E O QUE PENSA QUEM VENDE TRAPOS?

 Conheço esta senhora há quase 40 anos -fogo, como estou velho! Trabalhou sempre no comércio da Baixa, numa grande casa comercial que faliu há pouco mais de um ano. Então, como estava disponível, vem fazer umas horas nesta loja do mercado, mesmo encostado ao sítio do peixe. É a Adélia Norberto. Então, diga-me, Adélia, como é que vê este espaço de recordação tão entretecido em fios de memória com a Baixa?
-Está muito mau. Ninguém quer saber. Ninguém faz nada pela “praça”…
-E, na sua opinião, o que é que se poderá fazer? Interrogo.
-Ora bem, para já é preciso gente aqui a circular. Então porque não colocar aqui, nestas tantas lojas vazias, serviços, de modo a que as pessoas tenham de vir cá. Assim no género da Loja do Cidadão, está entender? Uma coisa lhe garanto: estes lugares de venda não podem continuar encerradas. A autarquia deve concessionar estes espaços com brevidade. A bem do Mercado, a bem da Baixa, a bem de Coimbra!

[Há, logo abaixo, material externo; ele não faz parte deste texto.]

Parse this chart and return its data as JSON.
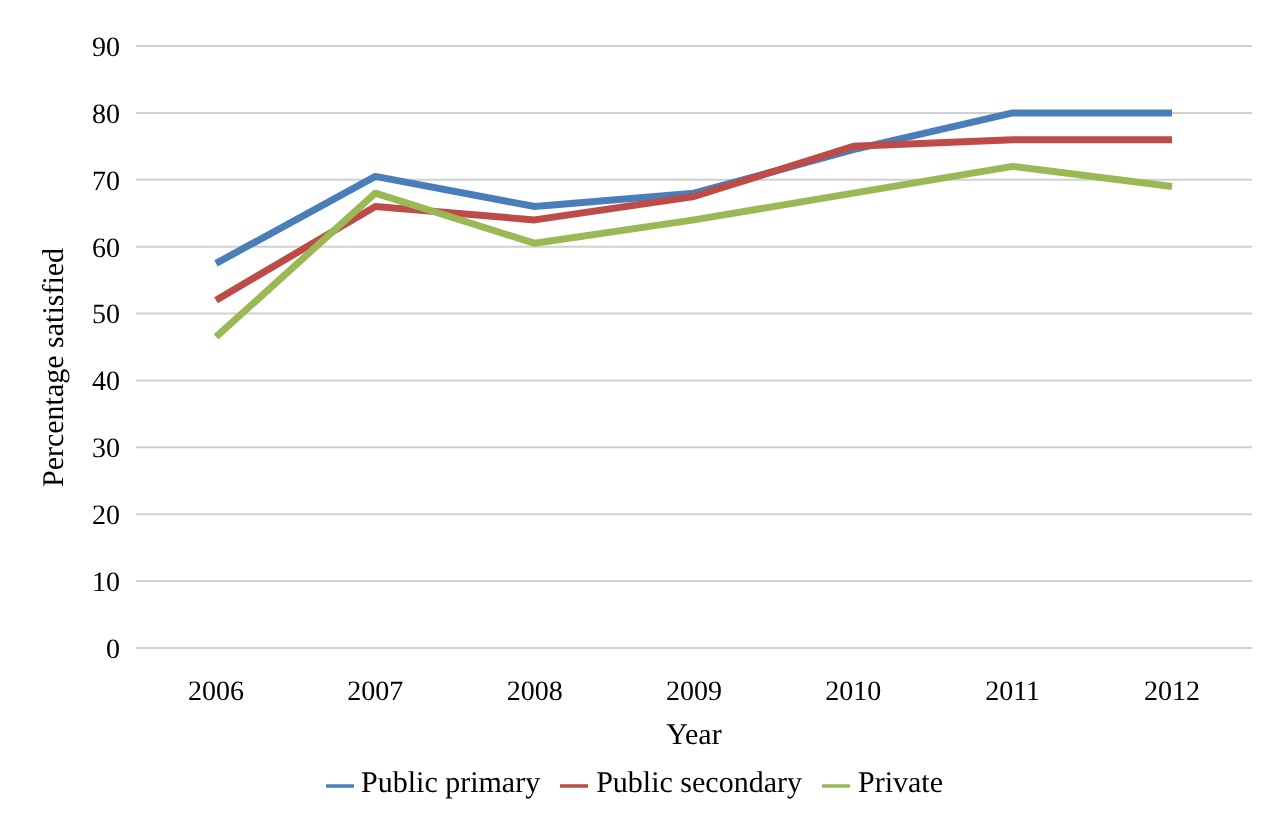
{
  "chart_data": {
    "type": "line",
    "xlabel": "Year",
    "ylabel": "Percentage  satisfied",
    "categories": [
      "2006",
      "2007",
      "2008",
      "2009",
      "2010",
      "2011",
      "2012"
    ],
    "series": [
      {
        "name": "Public primary",
        "color": "#4a7ebb",
        "values": [
          57.5,
          70.5,
          66,
          68,
          74.5,
          80,
          80
        ]
      },
      {
        "name": "Public secondary",
        "color": "#be4b48",
        "values": [
          52,
          66,
          64,
          67.5,
          75,
          76,
          76
        ]
      },
      {
        "name": "Private",
        "color": "#98b954",
        "values": [
          46.5,
          68,
          60.5,
          64,
          68,
          72,
          69
        ]
      }
    ],
    "ylim": [
      0,
      90
    ],
    "yticks": [
      0,
      10,
      20,
      30,
      40,
      50,
      60,
      70,
      80,
      90
    ],
    "grid": "y",
    "legend": "bottom",
    "marker": "none",
    "line_style": "solid"
  }
}
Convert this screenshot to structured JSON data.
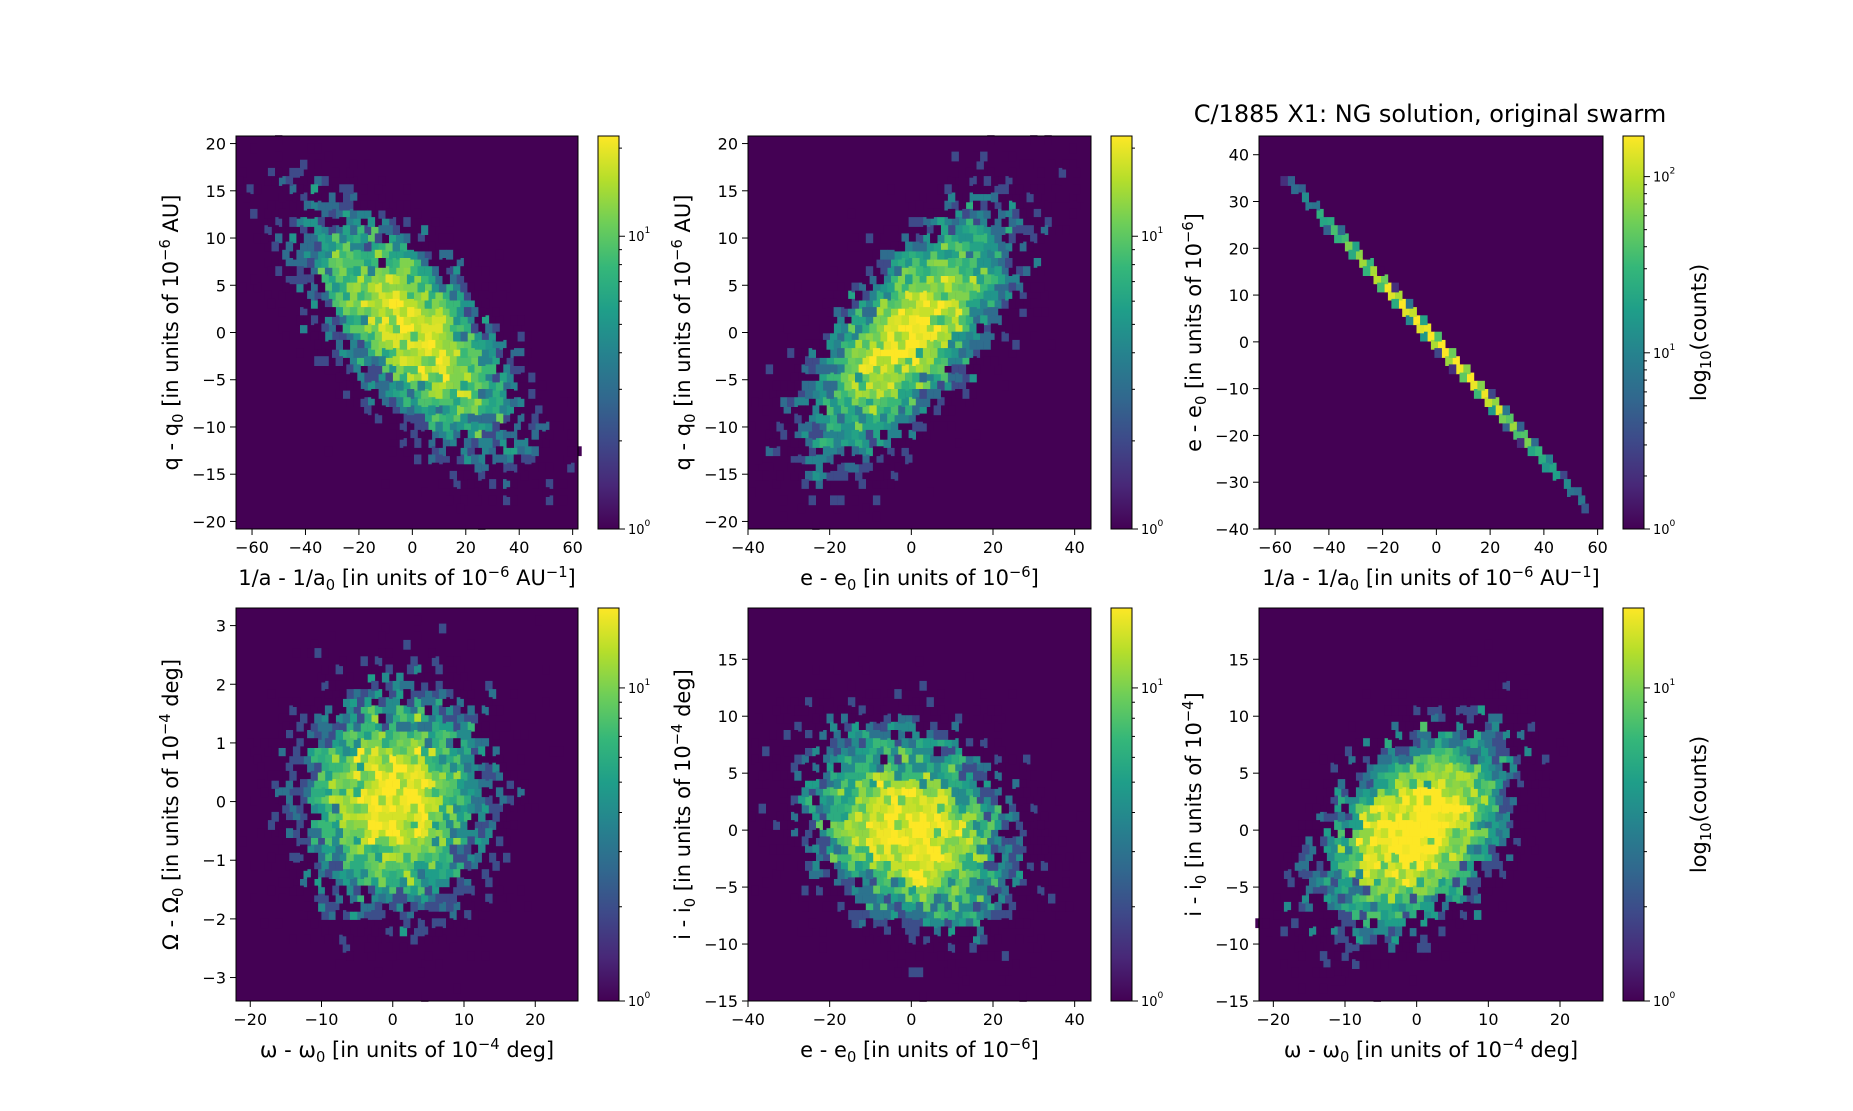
{
  "figure": {
    "title": "C/1885 X1:  NG solution, original swarm",
    "colorbar_label": "log10(counts)"
  },
  "colors": {
    "background": "#440154",
    "cmap": [
      "#440154",
      "#482878",
      "#3e4989",
      "#31688e",
      "#26828e",
      "#1f9e89",
      "#35b779",
      "#6ece58",
      "#b5de2b",
      "#fde725"
    ]
  },
  "chart_data": [
    {
      "type": "heatmap",
      "name": "q_vs_inv_a",
      "xlabel": "1/a - 1/a0 [in units of 10^-6 AU^-1]",
      "ylabel": "q - q0 [in units of 10^-6 AU]",
      "xlim": [
        -66,
        62
      ],
      "ylim": [
        -20.8,
        20.8
      ],
      "xticks": [
        -60,
        -40,
        -20,
        0,
        20,
        40,
        60
      ],
      "yticks": [
        -20,
        -15,
        -10,
        -5,
        0,
        5,
        10,
        15,
        20
      ],
      "distribution": {
        "sx": 20,
        "sy": 6.5,
        "rho": -0.7,
        "n": 5000
      },
      "colorbar": {
        "min": 1,
        "max": 22,
        "ticks": [
          1,
          10
        ],
        "tick_labels": [
          "10^0",
          "10^1"
        ],
        "label": ""
      }
    },
    {
      "type": "heatmap",
      "name": "q_vs_e",
      "xlabel": "e - e0 [in units of 10^-6]",
      "ylabel": "q - q0 [in units of 10^-6 AU]",
      "xlim": [
        -40,
        44
      ],
      "ylim": [
        -20.8,
        20.8
      ],
      "xticks": [
        -40,
        -20,
        0,
        20,
        40
      ],
      "yticks": [
        -20,
        -15,
        -10,
        -5,
        0,
        5,
        10,
        15,
        20
      ],
      "distribution": {
        "sx": 12.5,
        "sy": 6.5,
        "rho": 0.7,
        "n": 5000
      },
      "colorbar": {
        "min": 1,
        "max": 22,
        "ticks": [
          1,
          10
        ],
        "tick_labels": [
          "10^0",
          "10^1"
        ],
        "label": ""
      }
    },
    {
      "type": "heatmap",
      "name": "e_vs_inv_a",
      "xlabel": "1/a - 1/a0 [in units of 10^-6 AU^-1]",
      "ylabel": "e - e0 [in units of 10^-6]",
      "xlim": [
        -66,
        62
      ],
      "ylim": [
        -40,
        44
      ],
      "xticks": [
        -60,
        -40,
        -20,
        0,
        20,
        40,
        60
      ],
      "yticks": [
        -40,
        -30,
        -20,
        -10,
        0,
        10,
        20,
        30,
        40
      ],
      "line": {
        "x_from": -56,
        "x_to": 56,
        "slope": -0.63,
        "sx": 20,
        "n": 5000
      },
      "colorbar": {
        "min": 1,
        "max": 170,
        "ticks": [
          1,
          10,
          100
        ],
        "tick_labels": [
          "10^0",
          "10^1",
          "10^2"
        ],
        "label": "log10(counts)"
      }
    },
    {
      "type": "heatmap",
      "name": "node_vs_peri",
      "xlabel": "ω - ω0 [in units of 10^-4 deg]",
      "ylabel": "Ω - Ω0 [in units of 10^-4 deg]",
      "xlim": [
        -22,
        26
      ],
      "ylim": [
        -3.4,
        3.3
      ],
      "xticks": [
        -20,
        -10,
        0,
        10,
        20
      ],
      "yticks": [
        -3,
        -2,
        -1,
        0,
        1,
        2,
        3
      ],
      "distribution": {
        "sx": 6.5,
        "sy": 0.95,
        "rho": 0.0,
        "n": 5000
      },
      "colorbar": {
        "min": 1,
        "max": 18,
        "ticks": [
          1,
          10
        ],
        "tick_labels": [
          "10^0",
          "10^1"
        ],
        "label": ""
      }
    },
    {
      "type": "heatmap",
      "name": "inc_vs_e",
      "xlabel": "e - e0 [in units of 10^-6]",
      "ylabel": "i - i0 [in units of 10^-4 deg]",
      "xlim": [
        -40,
        44
      ],
      "ylim": [
        -15,
        19.5
      ],
      "xticks": [
        -40,
        -20,
        0,
        20,
        40
      ],
      "yticks": [
        -15,
        -10,
        -5,
        0,
        5,
        10,
        15
      ],
      "distribution": {
        "sx": 12.5,
        "sy": 4.3,
        "rho": -0.25,
        "n": 5000
      },
      "colorbar": {
        "min": 1,
        "max": 18,
        "ticks": [
          1,
          10
        ],
        "tick_labels": [
          "10^0",
          "10^1"
        ],
        "label": ""
      }
    },
    {
      "type": "heatmap",
      "name": "inc_vs_peri",
      "xlabel": "ω - ω0 [in units of 10^-4 deg]",
      "ylabel": "i - i0 [in units of 10^-4]",
      "xlim": [
        -22,
        26
      ],
      "ylim": [
        -15,
        19.5
      ],
      "xticks": [
        -20,
        -10,
        0,
        10,
        20
      ],
      "yticks": [
        -15,
        -10,
        -5,
        0,
        5,
        10,
        15
      ],
      "distribution": {
        "sx": 6.5,
        "sy": 4.3,
        "rho": 0.4,
        "n": 5000
      },
      "colorbar": {
        "min": 1,
        "max": 18,
        "ticks": [
          1,
          10
        ],
        "tick_labels": [
          "10^0",
          "10^1"
        ],
        "label": "log10(counts)"
      }
    }
  ]
}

Mais à frente vou falar com outra senhora vendedora, que pediu o anonimato e está sentada a ler uma revista dentro do balcão. Conto-lhe então ao que venho. O que é que se pode fazer para alterar esta apatia, interrogo em jeito de cumprimento.
-Na minha opinião, há coisas que são básicas. Há gente interessada em ocupar as lojas vazias e vir para aqui vender. Já se sabe que estas cedências têm sido feitas por leilão -os dois últimos foram feitos durante o ano de 2006. No primeiro houve duas arrematações de dois espaços e no segundo não houve ninguém interessado.
Até entendo que esta forma de licitação será o modo mais transparente de a autarquia mostrar que está isenta…mas isso seria se estivéssemos numa economia de oferta e procura e onde as duas se equilibrassem. Ora, já se vê facilmente que a oferta de lojas e bancas excede em muito a procura de quase zero. Então, uma vez que o último leilão de 2006 esteve às moscas, o que deveria fazer a Câmara com grande urgência? É óbvio: abrir a possibilidade de negociação particular. E mais: tomar atenção que os valores devem ser obrigatoriamente muito baixos. Bem sei que este mercado, neste momento de crise económica, deve ser uma preocupação constante para a edilidade, mas, não há volta a dar-lhe, temos de acreditar na sua recuperação. Nem quero pensar, mas se eventualmente viesse a encerrar seria uma parte da alma do Centro Histórico que partia. A Baixa começa aqui…e não parece!
Pelo que me apercebo este novo vereador…(ai!, como é que se chama?...João Orvalho, respondo), até me parece muito interessado. Esta semana até andam aí uns jovens finalistas do ISEC a fazer uns trabalhos de curso. Segundo me constou até vão apresentar o mercado a três dimensões.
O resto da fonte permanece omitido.